Richard Guay, président du CA, et Cécile Guillemette, directrice.

La salle de bingo lévisienne a accueilli les joueurs pour la dernière fois le 29 juillet, avant de fermer définitivement ses portes. Après 24 ans d’existence et près de 13,5 M$ reversés à la commununauté, Bingo Rive-Sud a succombé à la COVID- 19, qui a aggravé une situation déjà difficile dans les dernières années.

Lors de la partie du 25 juillet dernier, l’équipe de Bingo Rive-Sud annonçait aux joueurs que la salle fermerait ses portes quelques jours plus tard, après une ultime soirée de jeu. 

Aucun des habitués de la salle n’aurait voulu manquer ce dernier rendez-vous avec l’une de leur activité favorite. Les joueurs sont arrivés, certains plusieurs heures à l’avance, et ont attendu devant les portes d’entrée afin d’être sûrs d’avoir une place devant leur carte. Et, ils ne cachaient pas leur tristesse, parfois leur déception, de voir Bingo Rive-Sud disparaître.

«La COVID 19 a contribué à diminuer l’achalandage de façon si importante qu’il est devenu impossible de maintenir cette situation déficitaire plus longtemps.»

Alors que, depuis sa création en 1996, Bingo Rive-Sud avait pour mission de générer des profits pour les organismes du milieu, le Patro de Lévis, les Faucons du Cégep de Lévis-Lauzon, le comité de vie étudiante de l’École Pointe-Lévy et la CAFOL, l’organisation lévisienne se trouvait désormais dans l’impossibilité de la réaliser.

C’est pourquoi le conseil d’administration a eu la lourde tâche de prendre la décision de ne pas poursuivre les activités. 

Une mission devenue impossible à réaliser 

«Si Bingo Rive-Sud n’est pas capable de remplir sa mission, en vertu de sa charte constitutive, qui est de remettre ses bénéfices à la communauté, alors qu’est-ce qu’on fait là, si on ne peut pas remplir notre mission?», a partagé avec tristesse le président du conseil d’administration, Richard Guay, le jour de la fermeture. 

Présent lors de la naissance de la salle, il a vu «la fusion se faire entre les quatre organisations qui faisaient du bingo», qui avaient alors décidé de «faire un, pour éviter qu’un propriétaire privé de Québec vienne s’installer ici, à Lévis, et mette l’argent dans ses poches au détriment de nos organismes».
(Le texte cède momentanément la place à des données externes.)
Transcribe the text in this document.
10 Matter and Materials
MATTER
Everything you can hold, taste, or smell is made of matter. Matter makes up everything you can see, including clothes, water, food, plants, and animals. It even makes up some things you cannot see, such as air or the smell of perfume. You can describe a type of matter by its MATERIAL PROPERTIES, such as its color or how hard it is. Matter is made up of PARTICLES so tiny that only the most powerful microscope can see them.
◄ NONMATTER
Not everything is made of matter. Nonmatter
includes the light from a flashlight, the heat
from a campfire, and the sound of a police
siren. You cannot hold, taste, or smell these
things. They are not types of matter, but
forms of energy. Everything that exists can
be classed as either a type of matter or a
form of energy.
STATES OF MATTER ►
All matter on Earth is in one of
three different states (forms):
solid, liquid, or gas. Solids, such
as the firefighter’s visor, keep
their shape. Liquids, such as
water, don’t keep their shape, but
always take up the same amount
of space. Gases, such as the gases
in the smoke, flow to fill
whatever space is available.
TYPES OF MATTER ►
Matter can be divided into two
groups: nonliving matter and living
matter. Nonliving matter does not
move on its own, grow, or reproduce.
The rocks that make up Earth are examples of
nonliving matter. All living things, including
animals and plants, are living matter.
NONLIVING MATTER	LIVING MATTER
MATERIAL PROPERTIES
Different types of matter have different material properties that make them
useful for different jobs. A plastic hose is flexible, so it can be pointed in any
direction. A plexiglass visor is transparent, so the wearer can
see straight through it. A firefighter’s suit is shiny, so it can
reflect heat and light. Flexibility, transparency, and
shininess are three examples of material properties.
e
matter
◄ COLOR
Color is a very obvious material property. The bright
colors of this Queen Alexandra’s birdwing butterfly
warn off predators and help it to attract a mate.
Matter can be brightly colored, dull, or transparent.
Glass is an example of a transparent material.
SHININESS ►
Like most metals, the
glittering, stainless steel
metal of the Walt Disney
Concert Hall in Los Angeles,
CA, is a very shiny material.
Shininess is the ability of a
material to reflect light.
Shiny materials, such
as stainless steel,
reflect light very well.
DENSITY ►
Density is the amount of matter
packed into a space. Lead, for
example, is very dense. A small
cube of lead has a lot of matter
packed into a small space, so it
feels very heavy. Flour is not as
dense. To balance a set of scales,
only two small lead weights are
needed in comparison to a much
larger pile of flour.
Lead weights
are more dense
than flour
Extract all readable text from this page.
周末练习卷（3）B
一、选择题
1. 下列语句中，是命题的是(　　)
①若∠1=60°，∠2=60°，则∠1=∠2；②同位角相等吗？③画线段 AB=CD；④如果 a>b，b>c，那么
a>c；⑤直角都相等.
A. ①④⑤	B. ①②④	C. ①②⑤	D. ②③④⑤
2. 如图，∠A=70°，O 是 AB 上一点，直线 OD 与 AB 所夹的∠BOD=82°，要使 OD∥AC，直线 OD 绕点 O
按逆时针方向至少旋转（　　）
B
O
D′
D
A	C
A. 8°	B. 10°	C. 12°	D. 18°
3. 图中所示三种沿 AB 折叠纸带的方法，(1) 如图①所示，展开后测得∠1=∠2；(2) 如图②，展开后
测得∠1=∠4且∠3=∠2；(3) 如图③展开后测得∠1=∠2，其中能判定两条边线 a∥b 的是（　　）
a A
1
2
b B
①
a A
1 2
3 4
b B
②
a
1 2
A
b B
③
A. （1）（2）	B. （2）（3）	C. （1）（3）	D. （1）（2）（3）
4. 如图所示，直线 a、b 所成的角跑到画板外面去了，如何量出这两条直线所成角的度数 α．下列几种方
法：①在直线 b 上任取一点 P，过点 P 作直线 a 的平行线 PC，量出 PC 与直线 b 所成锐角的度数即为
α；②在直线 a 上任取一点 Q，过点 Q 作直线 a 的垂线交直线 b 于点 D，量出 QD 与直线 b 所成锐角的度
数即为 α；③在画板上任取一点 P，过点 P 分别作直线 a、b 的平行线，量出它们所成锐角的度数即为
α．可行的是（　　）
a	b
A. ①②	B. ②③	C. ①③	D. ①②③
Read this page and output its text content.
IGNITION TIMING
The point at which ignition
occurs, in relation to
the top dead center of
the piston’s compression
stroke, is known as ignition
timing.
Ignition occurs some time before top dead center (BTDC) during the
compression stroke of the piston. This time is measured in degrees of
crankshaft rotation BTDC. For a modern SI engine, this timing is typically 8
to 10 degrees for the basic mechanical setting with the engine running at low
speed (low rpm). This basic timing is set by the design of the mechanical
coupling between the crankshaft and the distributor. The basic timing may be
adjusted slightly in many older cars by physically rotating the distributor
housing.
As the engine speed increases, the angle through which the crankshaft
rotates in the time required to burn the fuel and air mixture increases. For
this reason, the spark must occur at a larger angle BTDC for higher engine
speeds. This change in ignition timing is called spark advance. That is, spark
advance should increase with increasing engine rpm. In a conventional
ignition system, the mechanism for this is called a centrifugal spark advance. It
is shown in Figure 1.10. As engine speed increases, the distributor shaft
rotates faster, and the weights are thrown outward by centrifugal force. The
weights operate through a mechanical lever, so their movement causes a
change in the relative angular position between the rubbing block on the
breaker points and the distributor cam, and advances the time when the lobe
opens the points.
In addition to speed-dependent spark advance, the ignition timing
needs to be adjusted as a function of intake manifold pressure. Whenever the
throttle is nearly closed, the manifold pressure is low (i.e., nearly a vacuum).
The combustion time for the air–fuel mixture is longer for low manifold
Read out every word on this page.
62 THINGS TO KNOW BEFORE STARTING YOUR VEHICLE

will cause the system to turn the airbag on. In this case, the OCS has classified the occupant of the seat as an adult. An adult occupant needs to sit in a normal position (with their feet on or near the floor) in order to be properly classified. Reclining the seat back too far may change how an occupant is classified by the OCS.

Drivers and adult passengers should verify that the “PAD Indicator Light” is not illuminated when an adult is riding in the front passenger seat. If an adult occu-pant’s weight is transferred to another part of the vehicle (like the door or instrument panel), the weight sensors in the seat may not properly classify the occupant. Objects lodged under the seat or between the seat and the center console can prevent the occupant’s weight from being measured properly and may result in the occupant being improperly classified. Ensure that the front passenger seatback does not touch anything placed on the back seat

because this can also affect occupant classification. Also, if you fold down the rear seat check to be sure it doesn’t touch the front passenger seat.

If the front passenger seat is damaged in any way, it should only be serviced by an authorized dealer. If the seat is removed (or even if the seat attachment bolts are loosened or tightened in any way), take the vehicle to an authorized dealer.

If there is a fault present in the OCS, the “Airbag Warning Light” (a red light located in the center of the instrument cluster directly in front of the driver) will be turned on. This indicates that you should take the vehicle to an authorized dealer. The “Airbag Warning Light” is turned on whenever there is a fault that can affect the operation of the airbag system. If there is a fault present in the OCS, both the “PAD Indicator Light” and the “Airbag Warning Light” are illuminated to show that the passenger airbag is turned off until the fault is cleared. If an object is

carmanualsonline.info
Dans l’histoire de la Maison du Bingo de Lévis, la corporation derrière la salle de jeu, il y a de beaux souvenirs, des années fastes et, une dernière décennie marquée par le déclin des activités
de bingo accéléré par l’interdiction de fumer dans les salles de la province, puis par la réforme imposée des règles du bingo en 2008, qui a déplu aux joueurs. Ainsi, les sommes remises aux organismes bénéficiaires sont passés de plus d’un million de dollars entre 2002 et 2005, à moins de 220 000 $ en 2019. 

Bingo Rive-Sud recevait le soutien de la municipalité afin de maintenir ses activités et de poursuivre sa mission. «Depuis 2012, la Ville de Lévis nous aide financièrement chaque année, souligne Richard Guay. La Ville est toujours là, elle était présente en 2019. La Caisse Desjardins a fait aussi un bout de chemin avec nous pendant six ans.» 

En février, l‘organisation s’était même adressée aux services municipaux pour solliciter une aide pour l’année 2020, qui aurait notamment servi à «moderniser son image et s’actualiser», en bref prendre le virage technologique. 

Dans sa demande, l’équipe avait fait part à la Ville de son souhait de continuer avec son soutien qui aidait, bon an mal an, Bingo Rive-Sud à survivre. «On espérait en se rajeunissant et en changeant de modèle de gestion, attraper une nouvelle clientèle et se dynamiser.»

Quand le mois de mars est arrivé, «après un mois de février catastrophique au niveau des résultats», la pause forcée a continué à creuser le déficit. Lors de la réouverture le 17 juillet, Bingo Rive-Sud a accueilli 67 joueurs, 107 ensuite, puis 85 et 95. Après l’annonce de la fermeture, 141 personnes sont venues, remplissant la salle à sa capacité maximum en cette période de pandémie.

Trop peu, trop tard, pour rattraper la baisse de la fréquentation qui s’était accélérée dans les dernières années. Au vu des déficits qui s’accumulaient, des liquidités qui avaient fondu, des frais fixes, des coûts d’opération, Bingo Rive-Sud s’est finalement résolu à la fermeture, tant qu’il était encore possible d’arrêter les activités sans conséquences financières dramatiques pour l’organisation et les employés.